The video below was shot at about 11:30 pm, about 25-30 minutes after the Jay-Z show let out, so after the main surge. The trip through the plaza and to the subway was pretty simple, and trains arrived shortly on both sides of the Q track.

The main problem, it seems: a lot of people don't have MetroCards, so the lines are long at the machines and at the service booths.



"How to Steal a City"

In the New York Observer, Kevin Baker (whose brother-in-law represented plaintiffs in the Atlantic Yards eminent domain case) writes How to Steal a City: Bruce Ratner and Co. Just Rolled Brooklyn (a headline that echoes Umar Jordan's "Brooklyn got played"):
“So, how did we get here?” an “almost giddy” Mr. Ratner asked at the Barclays ribbon-cutting.

Good question. The answer is that it’s all too typical of how we live now, a game of bait-and-switch that is slowly reducing New York to the level of any other American city, while simultaneously robbing the people who live here.
Barclays Center food: not as good as MSG

BloombergBusinessWeek offers a surprisingly mixed review of the arena's food offerings: Nets’ $1 Billion Home Hawks Great Cuban, Bad Beer: Review:
Finding a Brooklyn brew at this Brooklyn stadium, whose concessions are run by the Chicago-based Levy Restaurants, is more complicated.

I’ll forgive such Second City influences because much of the grub is good enough. With Greenpoint tacos and Smith Street brats, Barclays Center is a respectable, if not necessarily memorable, tribute to Kings County’s diverse food scene.

Still, there’s something distinctly unsettling when the stadium outpost of Cafe Habana, a fine Carroll Gardens restaurant, offers only Bud, Bud Light or Coors Light. ($7.50- $9.50).

..Barclays isn’t quite the ambassador for New York food as is Citi Field or Madison Square Garden. But it gets the job done.
Note that reviewer Ryan Sutton did not evaluate the desserts, including Junior's Cheesecakes and Blue Marble Ice Cream, which likely would have improved the arena's grade. (Quality control is surely easier.) Perhaps Borough President Marty Markowitz is already complaining.

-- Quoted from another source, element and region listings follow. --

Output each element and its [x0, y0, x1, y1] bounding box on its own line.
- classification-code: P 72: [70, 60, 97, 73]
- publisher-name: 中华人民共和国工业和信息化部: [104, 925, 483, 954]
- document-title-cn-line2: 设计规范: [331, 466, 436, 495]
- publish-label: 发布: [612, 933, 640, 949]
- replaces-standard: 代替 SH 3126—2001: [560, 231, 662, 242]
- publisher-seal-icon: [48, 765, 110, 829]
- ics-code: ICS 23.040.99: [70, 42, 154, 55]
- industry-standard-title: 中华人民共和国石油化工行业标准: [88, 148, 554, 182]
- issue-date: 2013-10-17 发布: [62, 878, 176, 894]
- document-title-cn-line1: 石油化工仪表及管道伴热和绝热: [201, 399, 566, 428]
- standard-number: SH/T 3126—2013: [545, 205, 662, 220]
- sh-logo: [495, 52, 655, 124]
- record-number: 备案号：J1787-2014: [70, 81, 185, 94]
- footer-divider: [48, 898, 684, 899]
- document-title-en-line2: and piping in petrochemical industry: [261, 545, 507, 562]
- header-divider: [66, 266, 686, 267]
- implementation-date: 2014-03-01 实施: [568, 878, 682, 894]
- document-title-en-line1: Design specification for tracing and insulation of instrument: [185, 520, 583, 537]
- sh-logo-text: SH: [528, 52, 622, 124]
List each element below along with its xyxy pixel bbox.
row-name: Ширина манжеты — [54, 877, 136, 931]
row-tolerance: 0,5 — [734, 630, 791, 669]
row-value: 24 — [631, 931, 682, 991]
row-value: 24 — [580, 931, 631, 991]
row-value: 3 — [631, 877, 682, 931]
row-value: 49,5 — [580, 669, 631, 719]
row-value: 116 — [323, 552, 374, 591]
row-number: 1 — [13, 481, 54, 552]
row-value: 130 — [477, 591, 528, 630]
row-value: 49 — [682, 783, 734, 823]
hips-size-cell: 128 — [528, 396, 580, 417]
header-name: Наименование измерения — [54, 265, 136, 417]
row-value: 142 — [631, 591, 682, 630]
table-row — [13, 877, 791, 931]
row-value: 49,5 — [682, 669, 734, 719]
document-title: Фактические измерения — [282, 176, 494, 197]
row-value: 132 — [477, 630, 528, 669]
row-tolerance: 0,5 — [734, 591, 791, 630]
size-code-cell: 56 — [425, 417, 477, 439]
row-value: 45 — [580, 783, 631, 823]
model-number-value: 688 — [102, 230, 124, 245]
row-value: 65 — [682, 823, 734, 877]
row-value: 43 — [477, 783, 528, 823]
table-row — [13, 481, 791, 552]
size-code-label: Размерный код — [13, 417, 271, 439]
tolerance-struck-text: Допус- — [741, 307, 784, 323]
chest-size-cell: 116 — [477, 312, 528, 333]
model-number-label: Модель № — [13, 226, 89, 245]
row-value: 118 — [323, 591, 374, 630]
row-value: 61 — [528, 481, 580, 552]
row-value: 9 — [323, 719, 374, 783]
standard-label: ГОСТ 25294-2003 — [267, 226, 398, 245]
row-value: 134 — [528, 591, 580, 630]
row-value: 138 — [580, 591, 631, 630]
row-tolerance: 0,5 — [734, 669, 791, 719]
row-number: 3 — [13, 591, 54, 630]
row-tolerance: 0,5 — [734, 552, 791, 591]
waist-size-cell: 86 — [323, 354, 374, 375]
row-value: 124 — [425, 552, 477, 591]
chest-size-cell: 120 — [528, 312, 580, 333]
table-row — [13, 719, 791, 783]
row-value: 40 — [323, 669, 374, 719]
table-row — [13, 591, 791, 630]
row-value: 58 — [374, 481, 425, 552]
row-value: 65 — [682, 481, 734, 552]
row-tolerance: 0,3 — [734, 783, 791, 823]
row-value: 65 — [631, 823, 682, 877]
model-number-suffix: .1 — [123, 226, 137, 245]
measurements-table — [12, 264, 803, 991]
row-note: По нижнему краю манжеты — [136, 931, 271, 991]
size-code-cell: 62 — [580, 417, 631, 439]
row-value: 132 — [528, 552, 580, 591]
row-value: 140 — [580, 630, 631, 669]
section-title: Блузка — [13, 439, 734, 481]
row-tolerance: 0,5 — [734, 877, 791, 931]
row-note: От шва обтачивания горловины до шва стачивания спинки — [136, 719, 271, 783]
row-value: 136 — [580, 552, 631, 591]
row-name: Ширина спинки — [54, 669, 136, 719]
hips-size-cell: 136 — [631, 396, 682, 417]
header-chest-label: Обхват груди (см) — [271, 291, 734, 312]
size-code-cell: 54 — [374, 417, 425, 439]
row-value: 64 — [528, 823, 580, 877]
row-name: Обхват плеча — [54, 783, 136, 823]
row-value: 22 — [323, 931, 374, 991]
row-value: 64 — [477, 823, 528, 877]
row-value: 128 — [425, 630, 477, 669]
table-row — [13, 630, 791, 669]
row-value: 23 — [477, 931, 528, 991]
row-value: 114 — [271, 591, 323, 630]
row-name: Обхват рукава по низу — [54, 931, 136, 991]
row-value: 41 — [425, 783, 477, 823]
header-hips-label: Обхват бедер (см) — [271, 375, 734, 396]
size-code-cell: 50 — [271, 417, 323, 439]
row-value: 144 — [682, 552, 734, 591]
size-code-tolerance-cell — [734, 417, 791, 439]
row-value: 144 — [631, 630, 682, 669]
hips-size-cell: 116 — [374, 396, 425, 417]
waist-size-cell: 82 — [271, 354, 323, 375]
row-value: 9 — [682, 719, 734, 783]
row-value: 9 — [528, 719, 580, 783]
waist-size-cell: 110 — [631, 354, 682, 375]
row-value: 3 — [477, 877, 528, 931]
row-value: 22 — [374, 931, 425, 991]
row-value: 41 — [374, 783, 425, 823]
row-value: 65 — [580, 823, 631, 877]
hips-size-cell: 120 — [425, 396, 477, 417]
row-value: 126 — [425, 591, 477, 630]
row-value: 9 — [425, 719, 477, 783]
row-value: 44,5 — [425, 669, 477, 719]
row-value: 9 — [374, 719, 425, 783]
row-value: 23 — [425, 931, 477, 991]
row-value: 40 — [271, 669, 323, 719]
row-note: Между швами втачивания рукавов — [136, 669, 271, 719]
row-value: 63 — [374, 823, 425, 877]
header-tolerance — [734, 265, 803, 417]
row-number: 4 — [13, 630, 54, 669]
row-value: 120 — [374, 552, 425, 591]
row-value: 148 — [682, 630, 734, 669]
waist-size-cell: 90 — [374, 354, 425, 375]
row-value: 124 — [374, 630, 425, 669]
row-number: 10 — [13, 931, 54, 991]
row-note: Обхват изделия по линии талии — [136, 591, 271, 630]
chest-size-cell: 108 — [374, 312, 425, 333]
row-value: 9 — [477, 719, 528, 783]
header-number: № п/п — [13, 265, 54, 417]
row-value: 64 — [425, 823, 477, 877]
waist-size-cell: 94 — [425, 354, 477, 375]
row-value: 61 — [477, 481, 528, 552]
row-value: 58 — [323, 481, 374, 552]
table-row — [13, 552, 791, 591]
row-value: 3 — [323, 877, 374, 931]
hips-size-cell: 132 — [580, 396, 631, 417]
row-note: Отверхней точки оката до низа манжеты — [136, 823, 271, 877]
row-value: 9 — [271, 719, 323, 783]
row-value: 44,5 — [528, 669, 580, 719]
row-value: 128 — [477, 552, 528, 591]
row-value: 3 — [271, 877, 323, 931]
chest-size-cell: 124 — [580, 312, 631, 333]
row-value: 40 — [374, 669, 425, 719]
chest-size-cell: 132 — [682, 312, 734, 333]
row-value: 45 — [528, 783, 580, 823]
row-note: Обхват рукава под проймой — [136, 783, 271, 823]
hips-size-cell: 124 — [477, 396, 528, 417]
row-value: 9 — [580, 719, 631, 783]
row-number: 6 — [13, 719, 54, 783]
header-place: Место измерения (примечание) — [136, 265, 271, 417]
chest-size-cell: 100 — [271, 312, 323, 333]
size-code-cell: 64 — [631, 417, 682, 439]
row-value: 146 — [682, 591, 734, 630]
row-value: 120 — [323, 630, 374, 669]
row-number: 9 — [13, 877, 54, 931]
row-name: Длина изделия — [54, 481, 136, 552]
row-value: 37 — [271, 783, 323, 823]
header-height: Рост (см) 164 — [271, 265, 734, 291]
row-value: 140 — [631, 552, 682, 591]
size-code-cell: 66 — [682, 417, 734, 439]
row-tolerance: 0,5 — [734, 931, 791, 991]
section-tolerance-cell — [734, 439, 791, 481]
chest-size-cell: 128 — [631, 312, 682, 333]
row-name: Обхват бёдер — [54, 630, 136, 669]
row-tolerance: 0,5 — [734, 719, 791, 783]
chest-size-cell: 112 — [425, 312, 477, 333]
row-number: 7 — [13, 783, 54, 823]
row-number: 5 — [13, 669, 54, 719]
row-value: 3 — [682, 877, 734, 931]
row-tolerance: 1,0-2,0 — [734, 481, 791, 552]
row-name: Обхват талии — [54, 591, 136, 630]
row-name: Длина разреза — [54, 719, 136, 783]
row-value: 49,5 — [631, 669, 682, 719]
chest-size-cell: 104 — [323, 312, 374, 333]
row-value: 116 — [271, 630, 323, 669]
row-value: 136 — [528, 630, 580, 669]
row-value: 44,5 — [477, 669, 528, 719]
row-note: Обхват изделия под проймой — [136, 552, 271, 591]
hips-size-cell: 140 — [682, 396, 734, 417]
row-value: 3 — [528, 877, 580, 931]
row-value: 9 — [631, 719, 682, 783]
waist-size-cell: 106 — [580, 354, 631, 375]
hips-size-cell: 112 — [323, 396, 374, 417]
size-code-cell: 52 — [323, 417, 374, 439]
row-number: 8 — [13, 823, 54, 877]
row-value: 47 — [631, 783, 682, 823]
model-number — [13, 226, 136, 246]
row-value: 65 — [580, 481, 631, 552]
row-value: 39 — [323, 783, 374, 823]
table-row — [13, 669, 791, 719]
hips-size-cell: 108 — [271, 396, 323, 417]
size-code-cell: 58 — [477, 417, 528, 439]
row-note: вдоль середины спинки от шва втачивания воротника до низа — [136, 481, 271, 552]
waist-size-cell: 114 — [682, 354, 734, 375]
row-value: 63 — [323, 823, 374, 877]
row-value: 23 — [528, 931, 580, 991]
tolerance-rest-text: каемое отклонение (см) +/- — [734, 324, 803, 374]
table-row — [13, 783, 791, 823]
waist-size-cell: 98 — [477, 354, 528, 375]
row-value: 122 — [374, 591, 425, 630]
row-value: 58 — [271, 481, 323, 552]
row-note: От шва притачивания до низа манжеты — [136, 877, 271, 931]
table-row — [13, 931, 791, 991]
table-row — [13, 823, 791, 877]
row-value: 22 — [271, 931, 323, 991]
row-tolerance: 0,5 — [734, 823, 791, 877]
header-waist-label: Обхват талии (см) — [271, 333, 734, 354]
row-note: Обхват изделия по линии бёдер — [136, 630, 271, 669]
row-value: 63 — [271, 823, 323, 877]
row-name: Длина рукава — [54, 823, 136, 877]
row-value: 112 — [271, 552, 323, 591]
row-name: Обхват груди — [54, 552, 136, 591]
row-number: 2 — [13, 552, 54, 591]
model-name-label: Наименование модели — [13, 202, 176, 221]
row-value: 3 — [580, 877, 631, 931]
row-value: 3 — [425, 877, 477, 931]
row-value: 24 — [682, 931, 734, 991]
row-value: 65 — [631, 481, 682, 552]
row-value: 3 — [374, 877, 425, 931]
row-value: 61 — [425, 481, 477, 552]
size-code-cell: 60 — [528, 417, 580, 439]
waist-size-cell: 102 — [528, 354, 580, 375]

The Dodgers are coming (back)

From the Wall Street Journal, 10/2/12, Nets Calling on Brooklyn Dodgers:
But the Nets also have been doing some digging into the past. Team officials have been reaching out to former members of the Brooklyn Dodgers to invite them to the Nets' season opener against the Knicks on Nov. 1 at Barclays Center.

Ralph Branca, who pitched for the Dodgers over 11 seasons, winning 21 games for the team in 1947, said he recently received a phone call from Barry Baum, the Nets' senior vice president of communications.

Branca said Baum told him the team would send a car service to chauffeur him to the game from his home in Westchester County. Baum declined to comment.
It doesn't look like they'll get the iconic but reclusive Sandy Koufax to show, however.

The article doesn't mention plans to restore the Ebbets Field flagpole at the Barclays Center plaza.